En mis primeros partidos, que corresponden a la niñez y adolescencia, jugaba atajando y defendiendo. Siempre cuidaba las espaldas de mis compañeros y no me preocupaba anotar. La solidaridad se imponía y la principal preocupación era incluir en mi equipo a los menos afortunados, a aquellos que nadie quería en los suyos y a varios algunas veces tuve la satisfacción de posteriormente verlos jugar en otras canchas, demostrando que solo necesitaban mostrarse y esa fue la oportunidad que tuvieron. Defendíamos y lo hacíamos bien.
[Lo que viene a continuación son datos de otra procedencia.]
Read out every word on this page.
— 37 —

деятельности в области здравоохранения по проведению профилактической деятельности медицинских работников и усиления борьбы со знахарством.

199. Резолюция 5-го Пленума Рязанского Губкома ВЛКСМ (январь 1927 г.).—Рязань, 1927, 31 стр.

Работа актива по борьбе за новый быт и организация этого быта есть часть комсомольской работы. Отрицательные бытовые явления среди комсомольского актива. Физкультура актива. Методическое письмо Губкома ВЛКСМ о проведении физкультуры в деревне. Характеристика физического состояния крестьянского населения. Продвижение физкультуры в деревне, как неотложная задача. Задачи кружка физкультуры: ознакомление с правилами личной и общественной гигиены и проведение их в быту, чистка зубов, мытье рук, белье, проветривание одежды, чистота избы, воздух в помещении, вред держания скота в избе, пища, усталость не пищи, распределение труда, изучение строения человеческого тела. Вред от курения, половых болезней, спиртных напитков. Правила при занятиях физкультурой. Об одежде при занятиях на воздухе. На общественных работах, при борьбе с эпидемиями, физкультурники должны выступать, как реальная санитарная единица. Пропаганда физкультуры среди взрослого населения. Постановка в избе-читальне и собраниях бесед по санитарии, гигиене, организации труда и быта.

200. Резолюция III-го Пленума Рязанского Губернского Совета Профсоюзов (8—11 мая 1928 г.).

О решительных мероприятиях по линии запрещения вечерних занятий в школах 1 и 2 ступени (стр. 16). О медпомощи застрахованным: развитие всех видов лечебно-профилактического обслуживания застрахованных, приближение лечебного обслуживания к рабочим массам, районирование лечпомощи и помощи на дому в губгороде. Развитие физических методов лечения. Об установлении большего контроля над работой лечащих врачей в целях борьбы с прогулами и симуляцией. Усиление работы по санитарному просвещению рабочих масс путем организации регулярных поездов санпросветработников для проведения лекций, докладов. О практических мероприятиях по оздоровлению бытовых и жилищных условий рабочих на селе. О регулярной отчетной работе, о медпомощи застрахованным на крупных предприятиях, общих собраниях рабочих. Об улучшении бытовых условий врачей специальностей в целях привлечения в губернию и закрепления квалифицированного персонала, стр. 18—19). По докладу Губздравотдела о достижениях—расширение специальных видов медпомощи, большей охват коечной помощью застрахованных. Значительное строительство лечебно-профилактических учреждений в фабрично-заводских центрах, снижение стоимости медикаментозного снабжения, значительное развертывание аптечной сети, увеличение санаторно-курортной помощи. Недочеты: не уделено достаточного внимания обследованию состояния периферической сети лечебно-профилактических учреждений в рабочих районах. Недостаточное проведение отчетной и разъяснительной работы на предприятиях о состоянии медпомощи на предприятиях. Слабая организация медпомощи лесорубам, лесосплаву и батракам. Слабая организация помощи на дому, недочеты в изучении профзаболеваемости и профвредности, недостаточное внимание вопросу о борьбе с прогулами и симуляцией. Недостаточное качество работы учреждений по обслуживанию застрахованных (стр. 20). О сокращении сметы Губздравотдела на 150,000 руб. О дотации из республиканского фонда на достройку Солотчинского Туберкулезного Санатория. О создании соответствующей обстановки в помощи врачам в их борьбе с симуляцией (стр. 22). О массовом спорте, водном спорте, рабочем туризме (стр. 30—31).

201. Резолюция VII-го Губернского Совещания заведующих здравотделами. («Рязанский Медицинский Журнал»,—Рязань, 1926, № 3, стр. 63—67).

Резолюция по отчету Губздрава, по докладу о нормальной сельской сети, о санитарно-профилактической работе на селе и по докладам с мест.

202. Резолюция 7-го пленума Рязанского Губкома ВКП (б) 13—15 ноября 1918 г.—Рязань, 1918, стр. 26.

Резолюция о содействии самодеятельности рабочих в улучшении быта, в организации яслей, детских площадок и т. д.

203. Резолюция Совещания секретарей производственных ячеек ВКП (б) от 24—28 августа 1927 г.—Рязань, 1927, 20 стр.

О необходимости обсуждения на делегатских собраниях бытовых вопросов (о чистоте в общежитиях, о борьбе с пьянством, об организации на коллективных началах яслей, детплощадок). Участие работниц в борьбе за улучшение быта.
En mi juventud y de adulto joven, pasé como muchos al ataque. Me importaba más anotar y ganar que jugar bien. Me aprovechaba del mínimo error y buscaba la menor oportunidad para meterla. Me encantaba el reconocimiento de los compañeros de equipo y del publico, y entendí que muchos aprecian más a los que anotan antes que a los que abastecen o defienden y sobre lo efímero de la fama y lo mucho que perduran y nos persiguen los errores.
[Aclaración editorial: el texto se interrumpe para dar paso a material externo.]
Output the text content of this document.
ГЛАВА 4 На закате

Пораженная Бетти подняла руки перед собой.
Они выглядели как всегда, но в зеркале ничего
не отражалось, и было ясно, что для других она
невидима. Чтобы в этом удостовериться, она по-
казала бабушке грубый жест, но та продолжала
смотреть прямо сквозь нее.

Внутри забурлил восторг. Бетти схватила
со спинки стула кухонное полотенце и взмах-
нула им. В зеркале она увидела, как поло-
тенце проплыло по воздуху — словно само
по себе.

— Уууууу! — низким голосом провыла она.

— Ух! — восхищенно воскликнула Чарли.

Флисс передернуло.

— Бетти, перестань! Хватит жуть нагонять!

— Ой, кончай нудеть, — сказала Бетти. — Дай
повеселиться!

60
En otro momento de la vida, gracias a los golpes y lesiones típicas del juego, tuve la oportunidad de reflexionar y empecé a entender que mejor era que corra la pelota antes que el jugador. Me volví más estratégico y apreciaba la posición de mis colegas y de los contrarios para tomar las decisiones más apropiadas. Sabía ubicarla, a veces para meterla y a veces para que la metan otros. La vida me estaba enseñando a jugar en equipo.
Con el paso de los años, tuve la oportunidad de dirigir al equipo. Organizándolo y planificando las jugadas, ubicando a los jugadores en los mejores espacios y definiendo las estrategias de acuerdo al partido, a su importancia, a su historia y hasta a la utilidad que el resultado pudiera tener. Ese paso en mi vida me demostró que había aprendido algo y que podía enseñar a otros sobre las buenas experiencias y como aprovecharlas. Ganamos muchos partidos con gallardía, perdimos otros con altivez y comprendimos el valor de empatar. Al final entendimos que importan los puntos pero aprendimos a reconocer el valor del equipo, del rival y de cada partido en su justa medida y dimensión.
Ahora me encuentro en la etapa de dirigente, con capacidad para poner a disposición del entrenador y de los jugadores los elementos que más pueden aportar al equipo, pero dejando a ellos la responsabilidad de planificar y de jugar cada partido (o de vivir sus vidas como les corresponda hacerlo). Nuestro trabajo está en asegurar la formación de nuevos líderes, de ponerles la infraestructura adecuada y permitirles las mejores condiciones para trabajar, incluyendo la debida formación y algo de ejemplo basado en nuestra experiencia y trayectoria.
En este gran partido de la vida, pude ver buenos rivales y también aquellos que no valen la pena. Árbitros justos y también de los vendidos. Canchas en buen estado y también las inclinadas. Comentaristas imparciales y también de los vendidos. Pude jugar con diferentes públicos y aprendí el valor de la victoria y la enseñanza que deja cada derrota. Nunca me conformé con el empate, a menos que se trate de ceder para darle la razón a quien la tiene.
Lo que nunca hice fue ponerme en el sitio del balón. Jamás me gustó que me patearan y peor que me maltrataran.
Ahora con el resultado del partido casi a la vista, me apresto para jugar el último medio tiempo, en el que aspiro terminar con las justas, sin alargues innecesarios y menos forzados.
Que gane el mejor, y si es posible que nadie pierda.